Lee: We weren’t setting out to look at a gender gap at all. I had read something as we were working on these workflow changes and this process improvement in our office that female-identified clinicians get substantially more message volume through electronic patient communications than male physicians do. It really intrigued me because that’s been a lived experience in our office. You can control that across clinical FTE full-time equivalent and part-time status, full-time status, all those kinds of things, and yet that gap persists. I don’t know that I’ve seen a good explanation for that gap. ... So even though our N was small, we were just looking at providers in our practice –– we’re a large PCP practice –– but still looked at 10 providers who were male and 10 who were female. We didn’t achieve statistical significance there, but we saw that the before and after started to close that gap, where the messages that came directly to the clinician inbox were about the same in the after part, whereas before it would have been substantially higher for female clinicians. I do think that again that goes back to the norm, resetting around your contacting a care team and not just contacting your PCP. Also, you’re removing some of that low-level work that female physicians may be more likely to hang on to.

What are the biggest challenges physicians face in implementing a similar model?

Lee: The biggest challenge is change management. As with any workflow change, there’s a big cultural reset. A lot of patients at the beginning say they are used to “texting with my doctor” or “texting with my care team,” feeling a little bit of a loss of that immediate access to a PCP in that way. There are also misses. People don’t get it right all the time. A message might not get answered or might get bounced around a few times, might not be handled at the highest level that you want it to be. Those are things that we see.

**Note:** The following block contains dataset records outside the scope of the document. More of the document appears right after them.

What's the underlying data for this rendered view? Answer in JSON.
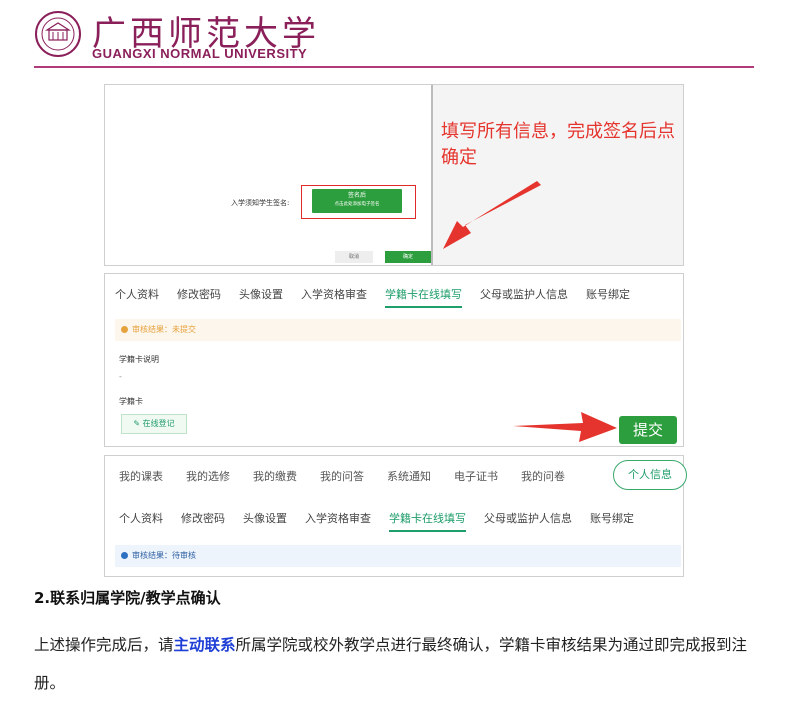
{
  "header": {
    "logo_cn": "广西师范大学",
    "logo_en": "GUANGXI NORMAL UNIVERSITY",
    "brand_color": "#8a1f5a"
  },
  "panel1": {
    "sign_label": "入学须知学生签名:",
    "sign_button_line1": "签名后",
    "sign_button_line2": "点击此处添加电子签名",
    "cancel_label": "取消",
    "ok_label": "确定",
    "instruction": "填写所有信息，完成签名后点确定"
  },
  "tabs": [
    {
      "label": "个人资料"
    },
    {
      "label": "修改密码"
    },
    {
      "label": "头像设置"
    },
    {
      "label": "入学资格审查"
    },
    {
      "label": "学籍卡在线填写"
    },
    {
      "label": "父母或监护人信息"
    },
    {
      "label": "账号绑定"
    }
  ],
  "panel2": {
    "notice": "审核结果：未提交",
    "desc_label": "学籍卡说明",
    "desc_value": "-",
    "card_label": "学籍卡",
    "online_register": "在线登记",
    "submit_label": "提交"
  },
  "panel3": {
    "nav": [
      {
        "label": "我的课表"
      },
      {
        "label": "我的选修"
      },
      {
        "label": "我的缴费"
      },
      {
        "label": "我的问答"
      },
      {
        "label": "系统通知"
      },
      {
        "label": "电子证书"
      },
      {
        "label": "我的问卷"
      }
    ],
    "nav_active": "个人信息",
    "notice": "审核结果：待审核"
  },
  "section": {
    "title": "2.联系归属学院/教学点确认",
    "para_before": "上述操作完成后，请",
    "para_highlight": "主动联系",
    "para_after": "所属学院或校外教学点进行最终确认，学籍卡审核结果为通过即完成报到注册。"
  },
  "colors": {
    "accent_green": "#2d9e3e",
    "arrow_red": "#e5342d",
    "highlight_blue": "#1e3fd6"
  }
}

What are your recommendations for primary care practices that are considering adopting a similar model?

Lee: I think my strongest recommendation is just recognizing the value that your MAs bring to the team. Particularly in my context, many of my MAs have been in the profession longer than some of our doctors have been. Recognizing them as a valuable care team member and as part of this workflow change is important.

The second thing that I would recommend is thinking about a routing scheme that doesn’t go straight to the PCP. If you’re in a practice where these messages are still filtering straight to the provider, look at a way to centralize these messages and better sort who can deal with them, rather than having the PCP be on the first pass.

My third lesson learned is when working on implementing these changes, emphasize when things go well, if there’s not a patient safety issue at hand. I think sometimes with process improvement and quality improvement, there can be a tendency to focus on the near misses. That’s important, but for morale it’s also important to highlight when things go well. That’s important for these workflow changes.